The Koyal Group Science Discoveries Information Magazine - NASA Experts Continue To Engage United Nations On Asteroid Initiative

 

In June of last year, NASA Administrator Charlie Bolden spoke to the United Nations Committee on Peaceful Uses of Outer Space (COPUOS) and shared with the international community what NASA is doing to detect and track asteroids. He also engaged the United Nation’s support for NASA’s mission to find, capture and redirect an asteroid to lunar orbit, and then send humans to explore it by 2025. Following Bolden’s presentation, Mazlan Othman, director of the U.N. Office for Outer Space Affairs, offered support for NASA’s asteroid initiative and noted that near-Earth objects (NEO) have long been a concern for COPUOS.

 

This week at the COPUOS Scientific and Technical Subcommittee (STSC) in Vienna, Austria, two NASA experts provided an update about additional efforts NASA is taking to support the global effort to find, characterize, and monitor near-Earth asteroids.
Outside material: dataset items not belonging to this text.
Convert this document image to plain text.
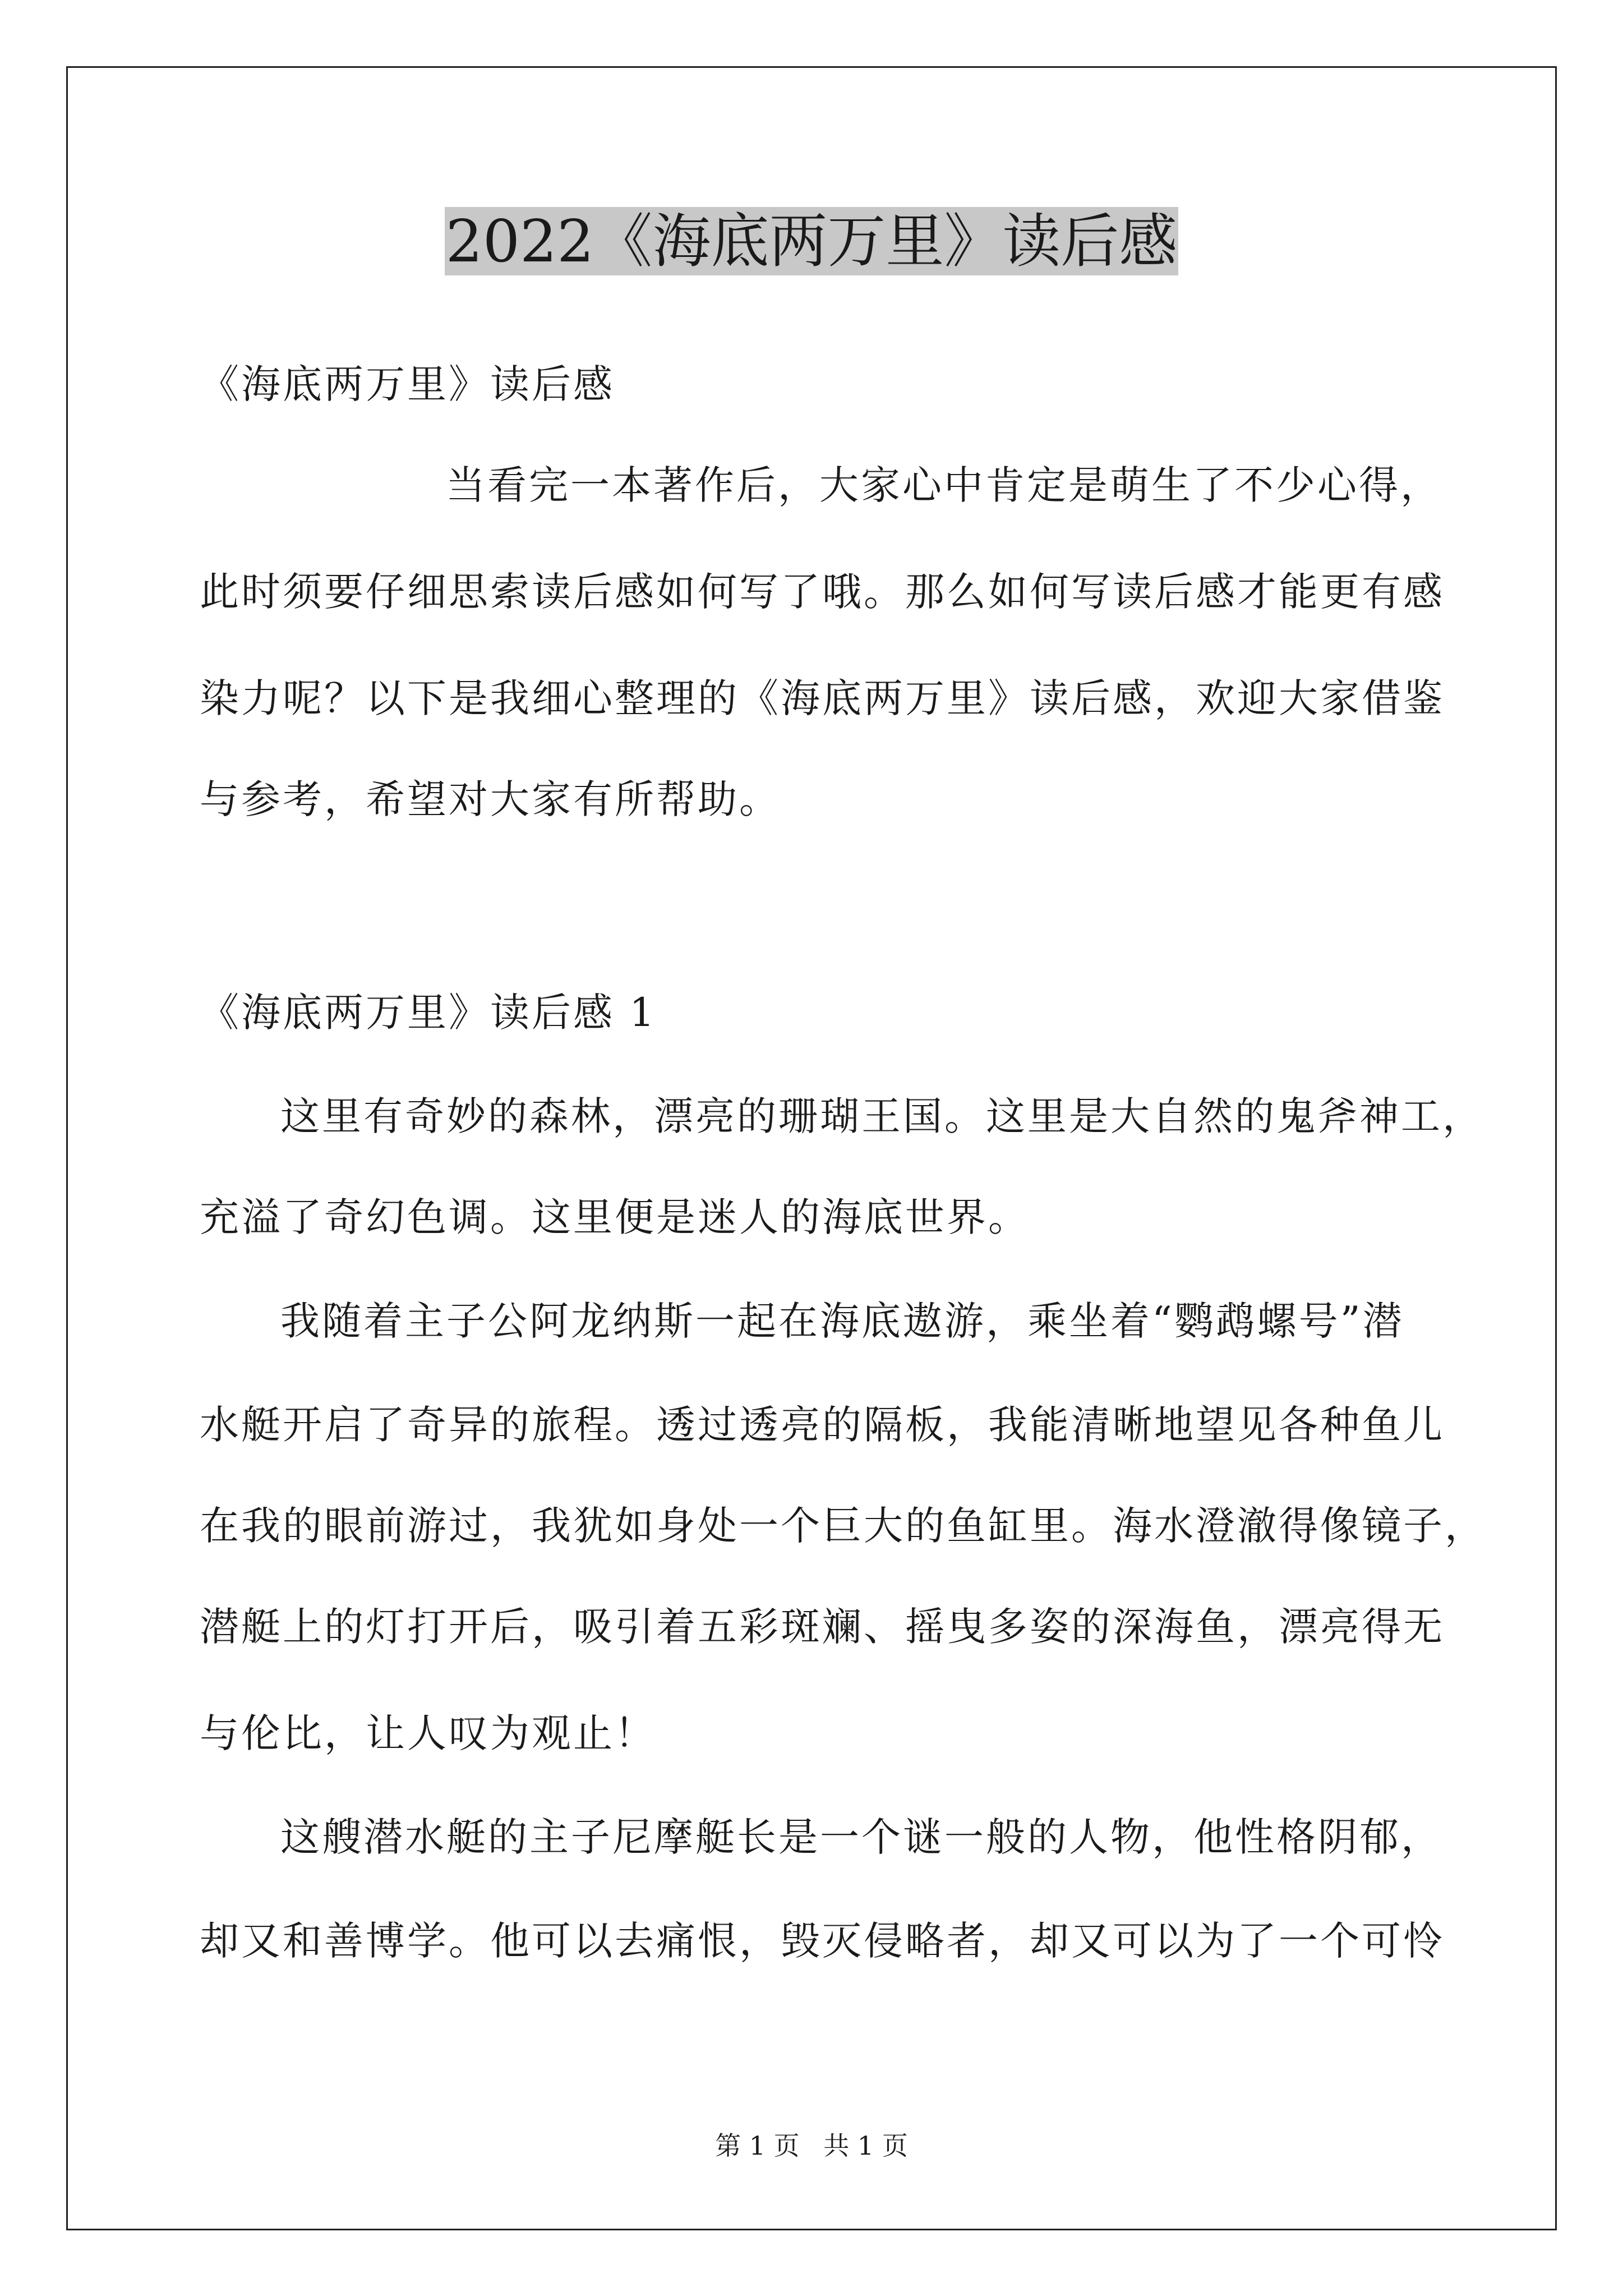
2022《海底两万里》读后感
《海底两万里》读后感
当看完一本著作后，大家心中肯定是萌生了不少心得，
此时须要仔细思索读后感如何写了哦。那么如何写读后感才能更有感
染力呢？以下是我细心整理的《海底两万里》读后感，欢迎大家借鉴
与参考，希望对大家有所帮助。
《海底两万里》读后感 1
这里有奇妙的森林，漂亮的珊瑚王国。这里是大自然的鬼斧神工，
充溢了奇幻色调。这里便是迷人的海底世界。
我随着主子公阿龙纳斯一起在海底遨游，乘坐着“鹦鹉螺号”潜
水艇开启了奇异的旅程。透过透亮的隔板，我能清晰地望见各种鱼儿
在我的眼前游过，我犹如身处一个巨大的鱼缸里。海水澄澈得像镜子，
潜艇上的灯打开后，吸引着五彩斑斓、摇曳多姿的深海鱼，漂亮得无
与伦比，让人叹为观止！
这艘潜水艇的主子尼摩艇长是一个谜一般的人物，他性格阴郁，
却又和善博学。他可以去痛恨，毁灭侵略者，却又可以为了一个可怜
第 1 页 共 1 页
Jason Kessler, program executive for the Asteroid Grand Challenge, gave a presentation on the grand challenge to the subcommittee. Kessler spoke about the critical need for international cooperation in order to meet the grand challenge, which is to find all asteroid threats to human population and know what to do about them.

 

At their 2013 meeting, COPUOS endorsed expanded efforts for an International Asteroid Warning Network. IAWN is a global network of telescopes and tracking stations from different parts of the world searching all parts of the sky to provide a more comprehensive picture of how many asteroids exist and where they are. The IAWN provides a way for additional nations to join the effort. Lindley Johnson, the program executive for the Near-Earth Object Observations (NEOO) program, spoke to the subcommittee about the progress accomplished in the last year on the IAWN and the hazardous NEO Space Mission Planning Advisory Group (SMPAG), which COPUOS also endorsed in 2013. The SMPAG is a new forum for space capable nations to discuss ways to deflect an asteroid that might impact the Earth.

 

NASA supported the first IAWN Steering Committee meeting in January, as well as the first SMPAG meeting held in early February. The IAWN and the SMPAG are independent of the United Nations, but keep the STSC updated on their activities. NASA detects, tracks and characterizes asteroids and comets passing close to Earth using both ground and space-based telescopes. The NEOO program, commonly called “Spaceguard,” discovers these objects, characterizes a subset that are of interest and plots their orbits into the future to determine whether any could be potentially hazardous to our planet.